After returning to India, Bhavik started Medibox immediately. Bhavik says, right from the beginning, his goal was to launch a B2B technology startup in India that envisioned a society where nobody was deprived of medicines.



How it works?

Medibox is a B2B marketplace for medicines, which has three verticals.


On one side, it helps stakeholders in reducing costs of doing business, thereby positively impacting their bottom line, and on the other side it improves business outcomes, increasing their topline.


For brand owners and suppliers, it provides an e-marketing module with features such as campaigns, promotions, collaborative tools, etc. It also provides market penetration, reach, and reduces time-to-market.


Its e-distribution module helps distributors to increase their reach (offline/online) by giving them access to retailers’ network. The startup also helps them connect to big enterprise houses like group purchasing organisations and hospitals. This helps them sell their products (in real-time) using order management and delivery features of Medibox.


For buyers, Medibox takes up the responsibility of real time procurement and fulfilment of all pharma, healthcare, and allied products on behalf of retailers and enterprise clients, irrespective of the number of SKUs.

First pay cheque

Bhavik recalls about the dengue outbreak in India in 2015, and a pharma company came up with a medicine to improve health outcomes of patients. Generally, for any pharma marketing company, it takes 60-90 days to tap retailers in a city like Bengaluru.
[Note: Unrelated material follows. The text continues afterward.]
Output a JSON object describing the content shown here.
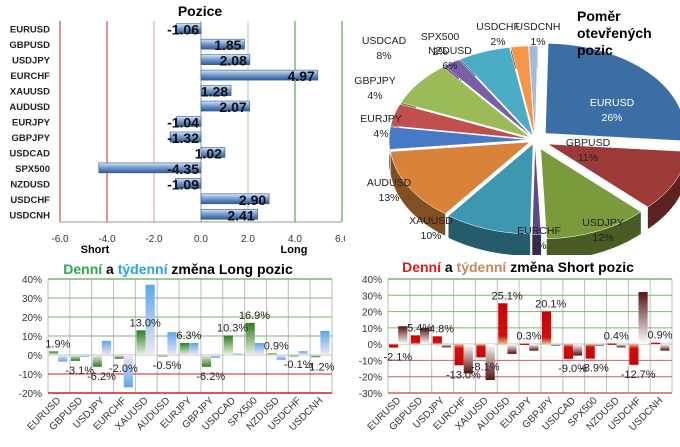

Bhavik says, while Medibox was still in its stealth mode, it proposed its technology platform to the client that enabled them to search, locate, and communicate with pharmacies across Bengaluru using its e-marketing feature. This created awareness and information about the availability of the medicine with various distributors across the city.


“The pharma and healthcare industry across the world is probably one of the slowest moving industry. The fragmented nature of the industry and addressing it with a tech platform has been challenging. Apart from this, every startup goes through validating its status-quo, hiring the right talent, and ensuring adoption at a faster pace. While traditional and old business houses have been around, the awareness on digitisation has been low. Making an industry to use tech platform is extremely challenging, but then it also creates opportunities,” says Bhavik.


Since its commercial inception in August 2016, Medibox has grown by leaps and bounds. At present, the startup claims to be working with over 250,000 retailers and hospitals, and 45,000 suppliers that includes dealers, distributors, stockists, CSA, etc., and 175,000 SKUs.


Revenue and business model

The bootstrapped company’s business model revolves around ‘retail’ and ‘enterprise clients’. While Bhavik refused to disclose revenue details of the company, Medibox’s revenues are derived out of transaction from enterprise clients.


“The core of our technology is built in-house using latest open source tools across the different application layers from the UI down to the database. We have a strong internal tech team (about 20) at all levels to power the platform end-to-end. The framework uses micro-services-based architecture with easy to use restful APIs for any external integrations," says Bhavik.


In some cases, it has also integrated with a few third-party software providers. This enables faster GTM for their campaigns, videos, and images, and helps it focus on its core areas.


According to the founder, the startup has integrated with payment gateways and bank’s nodal accounts for ease of payments and credit.


According to IBEF, the pharma retail industry in India is pegged at $5 billion, with very little penetration of technology other than UPI.


Medibox, which is looking to become the bridge between manufacturers and retailers,competes with CRM companies like GoFrugal and Zoho, but its niche focus is pharma retail.